AppDomainManager hijacking was first documented as an offensive technique by security researchers in 2022 and has since been incorporated into the tradecraft of multiple APT groups. Its adoption by Screening Serpens represents the continued operationalisation of research-level offensive techniques into state-sponsored campaigns — a trend that significantly compresses the window between technique discovery and deployment.
Unit 42 notes that "as of April 2026, Screening Serpens activity shows no signs of slowing down and has continued to orchestrate sustained, adaptive global cyber campaigns." The group's consistent adaptation — adopting new techniques while maintaining established tooling, and personalising lures with operational research — is indicative of a professionally managed intelligence collection operation, not opportunistic hackers.
For defenders in technology and defence sectors: the combination of precise targeting, novel execution techniques, and social engineering that matches individual employees' professional contexts means that perimeter-focused defences alone are insufficient.
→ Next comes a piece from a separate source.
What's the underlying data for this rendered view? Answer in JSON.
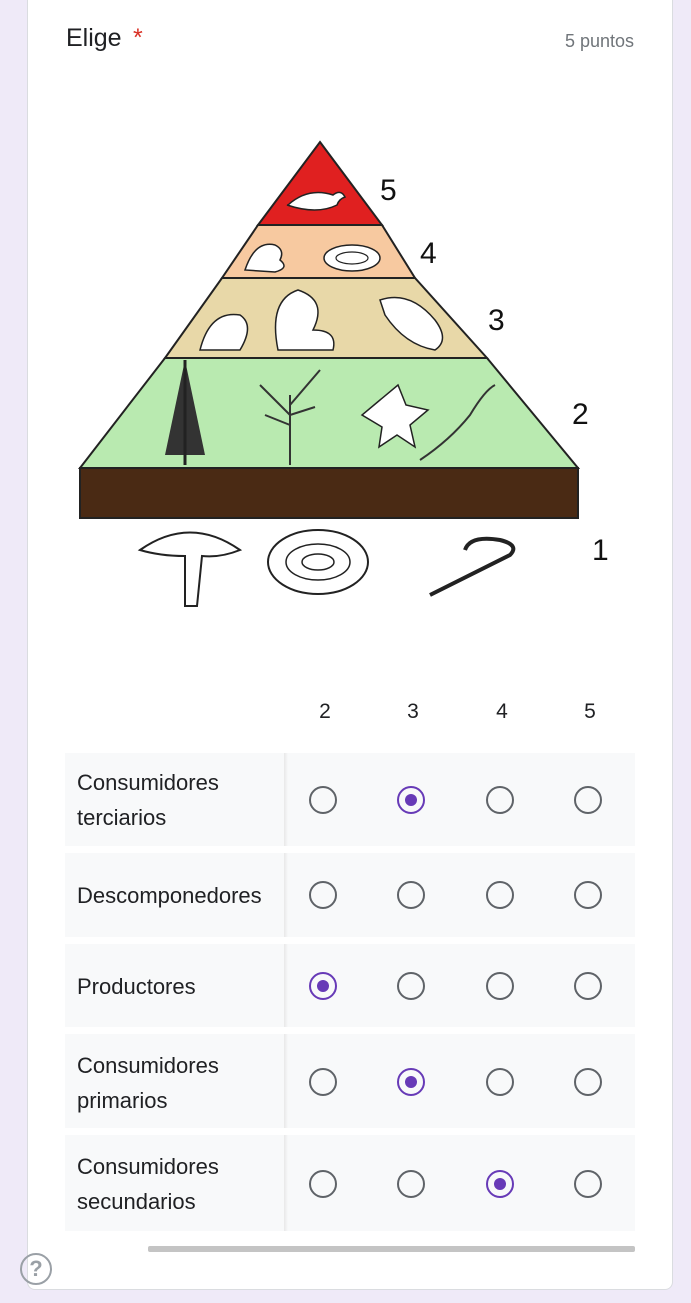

Behavioural detection on endpoints, user awareness of targeted social engineering, and threat intelligence sharing with peers in the sector are essential components of an effective defensive posture against Screening Serpens.
// 08 Conclusion
Screening Serpens is escalating in 2026, combining AppDomainManager hijacking with DLL sideloading to deliver MiniJunk and MiniUpdate RATs against technology and defence sector targets. Technology and defence organisations should implement AppDomainManager detection rules, restrict .NET execution from user directories, and review Unit 42's full threat brief for current indicators of compromise.